Quality Measurement in Delivery of Obesity Care

Quality Measurement in Delivery of Obesity Care

September 29, 2023

September 2023 Letter from the Director

Healthcare quality measures are essential for ensuring that physicians and care organizations are providing patients with high-quality treatment for a myriad of health issues. Despite its prevalence,  there is a striking lack of quality measures for the assessment, treatment, and outcomes of obesity care. Dr. Tracy Zvenyach of the Obesity Action Coalition and I published an assessment of obesity quality measures in Current Obesity Reports. In this letter we describe the importance of quality measures and their development.
 
Several organizations are involved in the development and use of quality measures. The National Committee for Quality Assurance (NCQA) develops measures for healthcare providers. The Centers for Medicare and Medicaid Services (CMS) also develops measures with other organizations and uses them for performance improvement and promoting patient perspectives. Aside from measure development, the National Quality Forum (NQF) endorses quality measures after the development process. The NQF endorsement is preferred by measure developers but is not required for measures to be implemented. After development and possible endorsement, measures are implemented and adopted by Medicare, Medicaid, and other insurance plans, where they are used to collect data for reporting on healthcare delivery. The following figure highlights how measures are developed and the essential role that stakeholders play in the process.
 

 

Measure Development

Source: Zvenyach & Dietz, 2023
 
Quality measures play an important role in healthcare because they are used to assess and improve outcomes, inform consumers, and influence payment. Measures are classified into three different types to evaluate different aspects of healthcare delivery. The first type is structural measures which indicate the capacity of systems in place in healthcare delivery (e.g.. provider-to-patient ratio). The second type is process measures, which indicate actions related to patient care (i.e. percentage of people with diabetes who had a blood sugar test). The third measure assesses outcome, and is used to determine the impact of care on patient outcomes (e.g.. hospital-acquired infection rates). Outcome measures are preferred because they capture the consequences of healthcare services and reflect the outcome of care.
 
Few measures relating to obesity are currently included in reporting and payment programs.
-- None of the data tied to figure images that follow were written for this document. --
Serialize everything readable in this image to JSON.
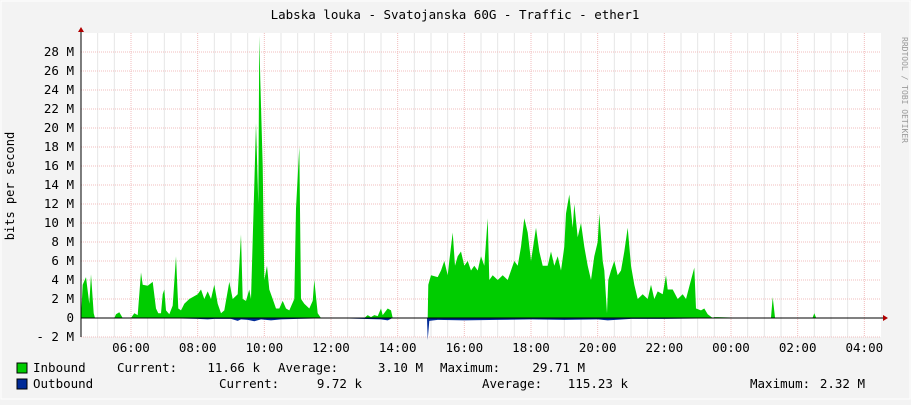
{
  "chart_data": {
    "type": "area",
    "title": "Labska louka - Svatojanska 60G - Traffic - ether1",
    "ylabel": "bits per second",
    "watermark": "RRDTOOL / TOBI OETIKER",
    "x_range": [
      "04:30",
      "04:30"
    ],
    "x_ticks": [
      "06:00",
      "08:00",
      "10:00",
      "12:00",
      "14:00",
      "16:00",
      "18:00",
      "20:00",
      "22:00",
      "00:00",
      "02:00",
      "04:00"
    ],
    "y_range": [
      -2,
      30
    ],
    "y_ticks": [
      "- 2 M",
      "0",
      "2 M",
      "4 M",
      "6 M",
      "8 M",
      "10 M",
      "12 M",
      "14 M",
      "16 M",
      "18 M",
      "20 M",
      "22 M",
      "24 M",
      "26 M",
      "28 M"
    ],
    "grid": true,
    "series": [
      {
        "name": "Inbound",
        "color": "#00cc00",
        "stats": {
          "current_label": "Current:",
          "current": "11.66 k",
          "average_label": "Average:",
          "average": "3.10 M",
          "maximum_label": "Maximum:",
          "maximum": "29.71 M"
        },
        "points": [
          [
            4.5,
            0
          ],
          [
            4.55,
            3.5
          ],
          [
            4.65,
            4.3
          ],
          [
            4.75,
            1.5
          ],
          [
            4.8,
            4.6
          ],
          [
            4.88,
            0.5
          ],
          [
            4.92,
            0
          ],
          [
            5.5,
            0
          ],
          [
            5.55,
            0.4
          ],
          [
            5.65,
            0.6
          ],
          [
            5.75,
            0
          ],
          [
            6.0,
            0
          ],
          [
            6.1,
            0.5
          ],
          [
            6.2,
            0.3
          ],
          [
            6.3,
            4.8
          ],
          [
            6.35,
            3.5
          ],
          [
            6.5,
            3.4
          ],
          [
            6.65,
            3.8
          ],
          [
            6.75,
            1.0
          ],
          [
            6.82,
            0.5
          ],
          [
            6.9,
            0.5
          ],
          [
            6.95,
            2.5
          ],
          [
            7.0,
            3.0
          ],
          [
            7.05,
            0.8
          ],
          [
            7.15,
            0.4
          ],
          [
            7.25,
            1.3
          ],
          [
            7.35,
            6.5
          ],
          [
            7.42,
            1.0
          ],
          [
            7.5,
            0.8
          ],
          [
            7.6,
            1.5
          ],
          [
            7.75,
            2.0
          ],
          [
            8.0,
            2.5
          ],
          [
            8.1,
            3.0
          ],
          [
            8.2,
            2.0
          ],
          [
            8.3,
            2.8
          ],
          [
            8.4,
            2.0
          ],
          [
            8.5,
            3.5
          ],
          [
            8.6,
            1.5
          ],
          [
            8.7,
            0.5
          ],
          [
            8.8,
            0.8
          ],
          [
            8.95,
            3.8
          ],
          [
            9.05,
            2.0
          ],
          [
            9.2,
            2.5
          ],
          [
            9.3,
            8.8
          ],
          [
            9.35,
            2.0
          ],
          [
            9.45,
            1.8
          ],
          [
            9.55,
            3.0
          ],
          [
            9.6,
            2.0
          ],
          [
            9.7,
            14.0
          ],
          [
            9.75,
            20.5
          ],
          [
            9.82,
            12.0
          ],
          [
            9.85,
            29.7
          ],
          [
            9.88,
            25.0
          ],
          [
            9.95,
            16.0
          ],
          [
            10.0,
            4.0
          ],
          [
            10.08,
            5.5
          ],
          [
            10.15,
            3.0
          ],
          [
            10.25,
            2.0
          ],
          [
            10.35,
            1.0
          ],
          [
            10.45,
            1.0
          ],
          [
            10.55,
            1.8
          ],
          [
            10.65,
            1.0
          ],
          [
            10.75,
            0.8
          ],
          [
            10.9,
            2.0
          ],
          [
            10.95,
            11.5
          ],
          [
            11.05,
            18.0
          ],
          [
            11.1,
            2.0
          ],
          [
            11.2,
            1.5
          ],
          [
            11.35,
            1.0
          ],
          [
            11.45,
            1.8
          ],
          [
            11.5,
            4.0
          ],
          [
            11.6,
            0.5
          ],
          [
            11.7,
            0
          ],
          [
            12.0,
            0
          ],
          [
            13.0,
            0
          ],
          [
            13.1,
            0.3
          ],
          [
            13.2,
            0.1
          ],
          [
            13.3,
            0.3
          ],
          [
            13.4,
            0.2
          ],
          [
            13.5,
            1.0
          ],
          [
            13.55,
            0.3
          ],
          [
            13.7,
            1.0
          ],
          [
            13.8,
            0.8
          ],
          [
            13.85,
            0
          ],
          [
            14.9,
            0
          ],
          [
            14.92,
            3.5
          ],
          [
            15.0,
            4.5
          ],
          [
            15.2,
            4.3
          ],
          [
            15.3,
            5.0
          ],
          [
            15.4,
            6.0
          ],
          [
            15.5,
            4.5
          ],
          [
            15.55,
            6.0
          ],
          [
            15.65,
            9.0
          ],
          [
            15.72,
            5.5
          ],
          [
            15.8,
            6.5
          ],
          [
            15.9,
            7.0
          ],
          [
            16.0,
            5.5
          ],
          [
            16.1,
            6.0
          ],
          [
            16.2,
            5.0
          ],
          [
            16.3,
            5.5
          ],
          [
            16.4,
            5.0
          ],
          [
            16.5,
            6.5
          ],
          [
            16.6,
            5.5
          ],
          [
            16.7,
            10.5
          ],
          [
            16.75,
            4.0
          ],
          [
            16.85,
            4.5
          ],
          [
            17.0,
            4.0
          ],
          [
            17.15,
            4.5
          ],
          [
            17.3,
            4.0
          ],
          [
            17.5,
            6.0
          ],
          [
            17.6,
            5.5
          ],
          [
            17.7,
            7.5
          ],
          [
            17.8,
            10.5
          ],
          [
            17.9,
            9.0
          ],
          [
            18.0,
            6.0
          ],
          [
            18.15,
            9.5
          ],
          [
            18.25,
            7.0
          ],
          [
            18.35,
            5.5
          ],
          [
            18.5,
            5.5
          ],
          [
            18.6,
            7.0
          ],
          [
            18.7,
            5.5
          ],
          [
            18.8,
            6.5
          ],
          [
            18.9,
            5.0
          ],
          [
            19.0,
            7.5
          ],
          [
            19.05,
            11.0
          ],
          [
            19.15,
            13.0
          ],
          [
            19.25,
            9.5
          ],
          [
            19.3,
            12.0
          ],
          [
            19.4,
            8.5
          ],
          [
            19.5,
            10.0
          ],
          [
            19.6,
            7.5
          ],
          [
            19.7,
            5.5
          ],
          [
            19.8,
            4.0
          ],
          [
            19.9,
            6.5
          ],
          [
            20.0,
            8.0
          ],
          [
            20.05,
            11.0
          ],
          [
            20.15,
            6.0
          ],
          [
            20.2,
            5.0
          ],
          [
            20.28,
            0.5
          ],
          [
            20.32,
            4.0
          ],
          [
            20.4,
            5.0
          ],
          [
            20.5,
            6.0
          ],
          [
            20.6,
            4.5
          ],
          [
            20.7,
            5.0
          ],
          [
            20.8,
            7.0
          ],
          [
            20.9,
            9.5
          ],
          [
            21.0,
            5.5
          ],
          [
            21.1,
            3.5
          ],
          [
            21.2,
            2.0
          ],
          [
            21.35,
            2.5
          ],
          [
            21.5,
            2.0
          ],
          [
            21.6,
            3.5
          ],
          [
            21.7,
            2.0
          ],
          [
            21.8,
            2.8
          ],
          [
            21.95,
            2.5
          ],
          [
            22.05,
            4.5
          ],
          [
            22.1,
            3.0
          ],
          [
            22.25,
            3.0
          ],
          [
            22.4,
            2.0
          ],
          [
            22.55,
            2.5
          ],
          [
            22.65,
            2.0
          ],
          [
            22.8,
            4.0
          ],
          [
            22.9,
            5.3
          ],
          [
            22.95,
            1.0
          ],
          [
            23.1,
            0.8
          ],
          [
            23.2,
            1.0
          ],
          [
            23.3,
            0.4
          ],
          [
            23.45,
            0
          ],
          [
            23.5,
            0.1
          ],
          [
            23.6,
            0.1
          ],
          [
            24.0,
            0.05
          ],
          [
            25.0,
            0.05
          ],
          [
            25.2,
            0.05
          ],
          [
            25.25,
            2.2
          ],
          [
            25.32,
            0.05
          ],
          [
            26.0,
            0.05
          ],
          [
            26.45,
            0.05
          ],
          [
            26.5,
            0.5
          ],
          [
            26.55,
            0.05
          ],
          [
            28.5,
            0
          ]
        ]
      },
      {
        "name": "Outbound",
        "color": "#002a97",
        "stats": {
          "current_label": "Current:",
          "current": "9.72 k",
          "average_label": "Average:",
          "average": "115.23 k",
          "maximum_label": "Maximum:",
          "maximum": "2.32 M"
        },
        "points": [
          [
            4.5,
            0
          ],
          [
            5.0,
            0
          ],
          [
            6.5,
            0
          ],
          [
            7.5,
            -0.05
          ],
          [
            8.0,
            -0.1
          ],
          [
            8.3,
            -0.15
          ],
          [
            8.5,
            -0.1
          ],
          [
            9.0,
            -0.1
          ],
          [
            9.2,
            -0.3
          ],
          [
            9.3,
            -0.15
          ],
          [
            9.5,
            -0.2
          ],
          [
            9.7,
            -0.35
          ],
          [
            9.9,
            -0.15
          ],
          [
            10.2,
            -0.25
          ],
          [
            10.5,
            -0.15
          ],
          [
            11.0,
            -0.1
          ],
          [
            11.5,
            -0.05
          ],
          [
            12.0,
            0
          ],
          [
            13.5,
            -0.15
          ],
          [
            13.7,
            -0.25
          ],
          [
            13.85,
            0
          ],
          [
            14.88,
            0
          ],
          [
            14.9,
            -2.32
          ],
          [
            14.95,
            -0.3
          ],
          [
            15.2,
            -0.2
          ],
          [
            16.0,
            -0.25
          ],
          [
            17.0,
            -0.2
          ],
          [
            18.0,
            -0.15
          ],
          [
            19.0,
            -0.2
          ],
          [
            20.0,
            -0.15
          ],
          [
            20.3,
            -0.25
          ],
          [
            21.0,
            -0.1
          ],
          [
            22.0,
            -0.1
          ],
          [
            23.0,
            -0.05
          ],
          [
            23.5,
            0
          ],
          [
            28.5,
            0
          ]
        ]
      }
    ]
  }
}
The development and implementation of obesity-related outcome measures will be essential for evaluating and improving the quality of comprehensive obesity care that patients receive. Quality measures of obesity that have been previously developed and implemented have all been process measures; patient outcomes have never been central to obesity quality assurance. CMS uses an adult obesity measure entitled “Preventative Care and Screening: Body Mass Index (BMI) Screening and Follow-Up Plan” which measures the percentage of patients with a documented plan for BMI management. However, the measure was previously adopted by NQF, which removed its endorsement in 2020. Another measure, “Adult BMI Assessment,” from the NCQA was retired in 2020. One pediatric obesity quality measure used by CMS entitled “Weight Assessment and Counseling for Nutrition and Physical Activity for Children/Adolescents” only measures the prevalence of counseling by providers, not the quality or impact of the counseling. This pediatric measure and the adult preventive care screening measure are the only two obesity measures currently implemented within payment programs.
 
Several organizations have begun to address this gap in quality measurements of obesity. The American Medical Group Association (AMGA) Obesity Care Model Collaborative (OCMC) has tested seven measures, ranging from operations to patient outcomes, and found that all were feasible and valuable. An obesity diagnosis measure was judged as the measure with the greatest potential for implementation. Additionally, the Minnesota Community Measurement (MCM) and the Endocrine Society (ES) are actively testing four new measures with reporting expected at the end of this year.
 
The Current Obesity Reports paper concludes with a suggestion for the development of five measures to ensure quality measures at every step of obesity care. These include diagnosis of obesity, assessment of comorbidities, implementation of evidence-based therapy, patient response to therapy, and patient-reported quality of life. The development of these measures will take time and investment but ultimately are essential to address the care offered for a chronic disease that impacts 42% of adults in the United States.